While Bay of Plenty holidaymakers had planned to bask in hot temperatures today, they will instead have to make do with a slightly cooler day and a foggy haze.
The soft orange-tinted light and fog is a result of the Australian bush fire crisis and a front that's pushing the smoke across the country.
Parts of Australia are an inferno as the death toll from the fires has risen to 18.
The smokey haze from the fires hit the South Island yesterday and is moving across the North Island today.
MetService said the Bay of Plenty and the rest of New Zealand should be clear again by tomorrow.
Rotorua was to reach 28C today, Tauranga 29C and Whakatane 30C but meteorologist Tahlia Crabtree said it was doubtful today would get to the forecast temperatures as the sun wasn't able to burn through the haze and heat the ground.
"It will clear out tomorrow and we will get a southwest flow coming through and it will be nice and clear behind the front."
She explained why the light was different.
"Particles from the smoke distort the light at the blue end of the spectrum. Instead of seeing all the blue you get the red-orange tint and that is accentuating the sun. The smoke is acting like a cloud essentially and scattering the light, making the sun look redder."
Locals have taken to social media to post photos of the sun, while expressing their sympathy for our Australian neighbours.
Explained: Why the North Island woke to an 'apocalyptic' orange haze
Rotorua woman Jacky James posted on Facebook: "Australian smoke sun glowing unbelievably red through our neighbouring eucalyptus tree this morning - and it's extremely cold - smoke blocking the heat from the sun maybe? Thinking of our ANZAC neighbours today - as they have thought of us in 2019. Kia kaha".
Pyes Pa resident Laurie Sanders sent in a photograph of a red sun this morning.
"Just putting the rubbish out this morning when I saw the rising sun.

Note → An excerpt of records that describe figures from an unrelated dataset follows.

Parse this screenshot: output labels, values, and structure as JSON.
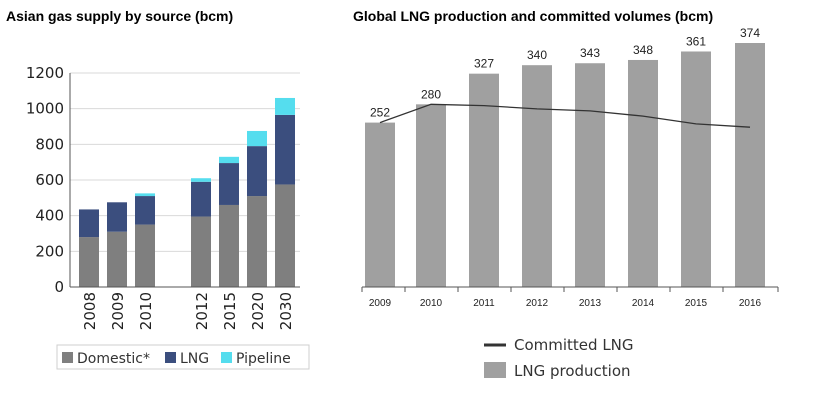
{
  "chart_data": [
    {
      "type": "bar",
      "stacked": true,
      "title": "Asian gas supply by source (bcm)",
      "categories": [
        "2008",
        "2009",
        "2010",
        "2012",
        "2015",
        "2020",
        "2030"
      ],
      "series": [
        {
          "name": "Domestic*",
          "color": "#7f7f7f",
          "values": [
            280,
            310,
            350,
            395,
            460,
            510,
            575
          ]
        },
        {
          "name": "LNG",
          "color": "#3b4e7e",
          "values": [
            155,
            165,
            160,
            195,
            235,
            280,
            390
          ]
        },
        {
          "name": "Pipeline",
          "color": "#55ddee",
          "values": [
            0,
            0,
            15,
            20,
            35,
            85,
            95
          ]
        }
      ],
      "ylim": [
        0,
        1200
      ],
      "yticks": [
        "0",
        "200",
        "400",
        "600",
        "800",
        "1000",
        "1200"
      ],
      "legend_position": "bottom"
    },
    {
      "type": "bar+line",
      "title": "Global LNG production and committed volumes (bcm)",
      "categories": [
        "2009",
        "2010",
        "2011",
        "2012",
        "2013",
        "2014",
        "2015",
        "2016"
      ],
      "series": [
        {
          "name": "LNG production",
          "type": "bar",
          "color": "#a0a0a0",
          "values": [
            252,
            280,
            327,
            340,
            343,
            348,
            361,
            374
          ]
        },
        {
          "name": "Committed LNG",
          "type": "line",
          "color": "#333333",
          "values": [
            252,
            280,
            278,
            273,
            270,
            262,
            250,
            245
          ]
        }
      ],
      "data_labels": [
        "252",
        "280",
        "327",
        "340",
        "343",
        "348",
        "361",
        "374"
      ],
      "ylim": [
        0,
        400
      ],
      "legend_position": "bottom"
    }
  ]
}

Colour is from the Aussie bush fires in Victoria – a tragedy in the making still with Mallacoota being threatened by the fires and 4000 people sheltering on the beach in the thick smoke," Sanders said.
The rescue effort is moving up a gear today as holidaymakers are huddled on the beaches, whole towns devoured and homes destroyed as the worst bush fire on record rages.
The Australian Defence Force and emergency services in Victoria are preparing to evacuate people stranded in the beachside town of Mallacoota in East Gippsland.
With around 4000 people stranded on Mallacoota Beach, most of them tourists, the 16-tonne HMAS Choules has been sent to the area with the possibility of beginning to evacuate people by sea.
It has the capacity to evacuate 1000 people at a time and was expected to arrive by midday today.